Over the years, there have been quite a number of interesting locations in Japan, which served as the backdrop for several Hollywood films.
One such place is the Fushimi Inari Taisha, a Shinto shrine located in Fushimi-ku, Kyoto. The shrine is famous for the thousands of vermilion torii (gates) lining the paths on the hill on which the shrine is situated. It is also famous for being featured in the film, Memoirs of a Geisha (2005). The film was based on a novel by American author, Arthur Golden (1997) and told in the first person perspective the experiences of a fictional geisha working in Kyoto before and after World War II.
The shrine is dedicated to Inari, the Shinto god of rice and is often associated with wealth. The kitsune (foxes) are believed to be Inari’s messengers, hence you will encounter numerous kitsune statues on the shrine grounds. The torii are all donated by individuals, families and organizations. The gates are considered offerings to the shrine. You will find the donator’s name and the date of the donation inscribed on the back of each gate. The cost of the gates start around ¥400,000 for a small sized gate and can run over ¥1,000,000 for a large gate.
At the shrine’s entrance stands the Romon Gate, which was donated in 1589 by Toyotomi Hideyoshi. Hideyoshi was a famous daimyo (feudal lord), warrior, general, samurai and politician during Japan’s Sengoku period (Warring States period) and is regarded as Japan’s second great unifier. At the very back of the shrine’s main grounds is the entrance to the torii gate covered hiking trail, which starts with two dense, parallel rows of gates called Senbon Torii (thousands of torii gates). After trekking through the torii lined hiking paths, you can stop at various food stalls that specialize in kitsune udon, a popular noodle dish named after the god’s messengers.
The hike to the summit and back will take anywhere from 2-3 hours.

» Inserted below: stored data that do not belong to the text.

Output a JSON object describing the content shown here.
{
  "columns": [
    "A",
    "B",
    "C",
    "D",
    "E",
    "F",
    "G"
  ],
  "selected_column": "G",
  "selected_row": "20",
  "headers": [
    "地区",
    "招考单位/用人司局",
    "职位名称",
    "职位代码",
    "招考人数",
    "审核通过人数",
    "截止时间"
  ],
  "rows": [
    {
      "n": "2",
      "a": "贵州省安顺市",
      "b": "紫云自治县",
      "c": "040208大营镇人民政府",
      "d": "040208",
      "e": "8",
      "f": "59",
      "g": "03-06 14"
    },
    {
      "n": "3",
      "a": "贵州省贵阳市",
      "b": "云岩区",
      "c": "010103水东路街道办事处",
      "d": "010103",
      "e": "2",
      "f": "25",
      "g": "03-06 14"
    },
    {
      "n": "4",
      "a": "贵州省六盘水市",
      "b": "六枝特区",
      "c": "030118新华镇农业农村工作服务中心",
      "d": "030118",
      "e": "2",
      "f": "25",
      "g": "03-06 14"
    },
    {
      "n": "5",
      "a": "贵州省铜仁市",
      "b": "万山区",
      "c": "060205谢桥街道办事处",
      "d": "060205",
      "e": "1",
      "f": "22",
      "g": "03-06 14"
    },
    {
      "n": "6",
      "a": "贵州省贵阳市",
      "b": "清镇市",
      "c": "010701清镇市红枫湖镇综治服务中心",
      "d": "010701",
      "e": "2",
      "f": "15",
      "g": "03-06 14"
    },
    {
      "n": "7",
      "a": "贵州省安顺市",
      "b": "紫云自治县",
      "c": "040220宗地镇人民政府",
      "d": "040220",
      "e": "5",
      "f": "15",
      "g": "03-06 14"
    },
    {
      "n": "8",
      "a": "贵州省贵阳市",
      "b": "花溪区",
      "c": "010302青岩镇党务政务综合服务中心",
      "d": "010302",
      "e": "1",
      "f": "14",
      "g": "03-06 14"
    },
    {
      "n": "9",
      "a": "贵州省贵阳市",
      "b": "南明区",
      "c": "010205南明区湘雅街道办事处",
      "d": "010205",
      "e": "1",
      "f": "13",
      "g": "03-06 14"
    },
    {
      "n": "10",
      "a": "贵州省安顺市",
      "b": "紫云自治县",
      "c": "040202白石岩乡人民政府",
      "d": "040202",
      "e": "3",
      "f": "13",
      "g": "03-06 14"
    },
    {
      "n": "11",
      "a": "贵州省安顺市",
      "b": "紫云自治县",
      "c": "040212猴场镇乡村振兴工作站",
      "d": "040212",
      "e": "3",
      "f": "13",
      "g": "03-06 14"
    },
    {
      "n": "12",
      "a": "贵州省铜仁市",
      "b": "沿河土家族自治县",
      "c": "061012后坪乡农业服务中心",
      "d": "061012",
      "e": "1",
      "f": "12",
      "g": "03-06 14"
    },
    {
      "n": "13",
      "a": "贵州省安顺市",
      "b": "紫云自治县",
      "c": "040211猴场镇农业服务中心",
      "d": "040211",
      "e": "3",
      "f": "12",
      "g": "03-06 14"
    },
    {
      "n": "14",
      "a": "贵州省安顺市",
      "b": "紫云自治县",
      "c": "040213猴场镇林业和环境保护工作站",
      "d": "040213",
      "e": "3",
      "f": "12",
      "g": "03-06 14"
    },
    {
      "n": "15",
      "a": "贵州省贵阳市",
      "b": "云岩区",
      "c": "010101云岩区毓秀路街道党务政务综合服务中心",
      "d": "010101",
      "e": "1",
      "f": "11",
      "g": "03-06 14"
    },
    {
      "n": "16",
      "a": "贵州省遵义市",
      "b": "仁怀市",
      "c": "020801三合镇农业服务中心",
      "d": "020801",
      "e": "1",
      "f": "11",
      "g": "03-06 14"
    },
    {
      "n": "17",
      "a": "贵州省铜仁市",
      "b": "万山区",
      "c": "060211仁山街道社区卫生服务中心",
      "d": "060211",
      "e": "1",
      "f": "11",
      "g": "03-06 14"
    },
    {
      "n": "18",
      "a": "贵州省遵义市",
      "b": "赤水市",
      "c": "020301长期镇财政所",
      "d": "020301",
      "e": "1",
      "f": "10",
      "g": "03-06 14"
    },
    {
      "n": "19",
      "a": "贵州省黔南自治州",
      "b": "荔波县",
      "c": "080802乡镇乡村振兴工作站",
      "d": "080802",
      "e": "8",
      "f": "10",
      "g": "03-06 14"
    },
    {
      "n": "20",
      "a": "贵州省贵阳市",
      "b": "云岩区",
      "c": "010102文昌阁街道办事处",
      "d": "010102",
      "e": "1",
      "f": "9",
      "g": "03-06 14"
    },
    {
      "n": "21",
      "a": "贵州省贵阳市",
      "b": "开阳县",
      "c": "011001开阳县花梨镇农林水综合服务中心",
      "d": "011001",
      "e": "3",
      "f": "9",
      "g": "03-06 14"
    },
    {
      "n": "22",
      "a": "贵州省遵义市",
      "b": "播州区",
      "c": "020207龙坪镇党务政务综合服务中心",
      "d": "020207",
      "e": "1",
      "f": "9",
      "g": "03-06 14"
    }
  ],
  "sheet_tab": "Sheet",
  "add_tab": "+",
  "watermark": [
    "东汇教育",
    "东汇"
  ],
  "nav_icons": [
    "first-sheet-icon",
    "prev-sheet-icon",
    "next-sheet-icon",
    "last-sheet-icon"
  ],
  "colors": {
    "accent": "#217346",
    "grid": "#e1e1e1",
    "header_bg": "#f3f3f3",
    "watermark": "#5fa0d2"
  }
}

Along the way, you will find countless smaller shrines with stacks of miniature torii gates that were donated by visitors on a smaller budget.

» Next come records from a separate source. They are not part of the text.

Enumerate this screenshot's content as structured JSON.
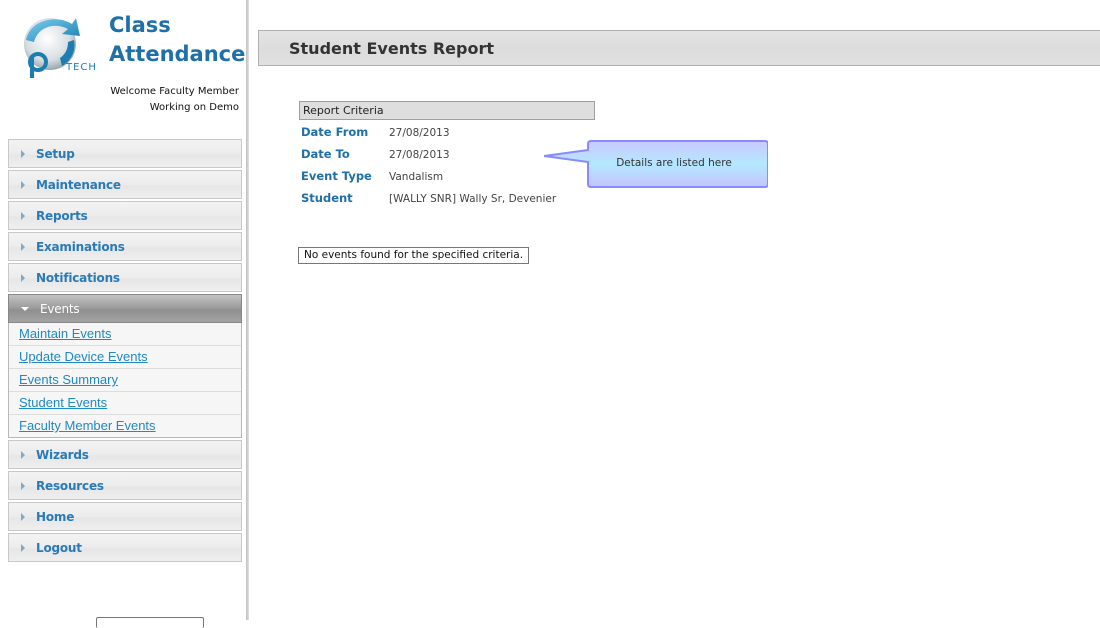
{
  "app": {
    "title_line1": "Class",
    "title_line2": "Attendance",
    "logo_text": "TECH",
    "welcome": "Welcome Faculty Member",
    "working_on": "Working on Demo"
  },
  "sidebar": {
    "items_before": [
      {
        "label": "Setup"
      },
      {
        "label": "Maintenance"
      },
      {
        "label": "Reports"
      },
      {
        "label": "Examinations"
      },
      {
        "label": "Notifications"
      }
    ],
    "active": {
      "label": "Events"
    },
    "submenu": [
      {
        "label": "Maintain Events"
      },
      {
        "label": "Update Device Events"
      },
      {
        "label": "Events Summary"
      },
      {
        "label": "Student Events"
      },
      {
        "label": "Faculty Member Events"
      }
    ],
    "items_after": [
      {
        "label": "Wizards"
      },
      {
        "label": "Resources"
      },
      {
        "label": "Home"
      },
      {
        "label": "Logout"
      }
    ]
  },
  "main": {
    "page_title": "Student Events Report",
    "criteria_heading": "Report Criteria",
    "criteria": [
      {
        "label": "Date From",
        "value": "27/08/2013"
      },
      {
        "label": "Date To",
        "value": "27/08/2013"
      },
      {
        "label": "Event Type",
        "value": "Vandalism"
      },
      {
        "label": "Student",
        "value": "[WALLY SNR] Wally Sr, Devenier"
      }
    ],
    "no_events_message": "No events found for the specified criteria.",
    "callout_text": "Details are listed here"
  },
  "colors": {
    "brand_blue": "#1f6fa8",
    "link_blue": "#2189c3",
    "callout_fill": "#b8d8ff"
  }
}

The shrine with its many torii seems almost a surreal place that was created by Hollywood but in fact it is very real and dates back to even before the capital of Japan was moved to Kyoto.
Fushimi Inari Taisha is located just outside the JR Inari Station, the second station from Kyoto Station along the JR Nara Line. The shrine is also just a short walk from Fushimi Inari Station along the Keihan Main Line.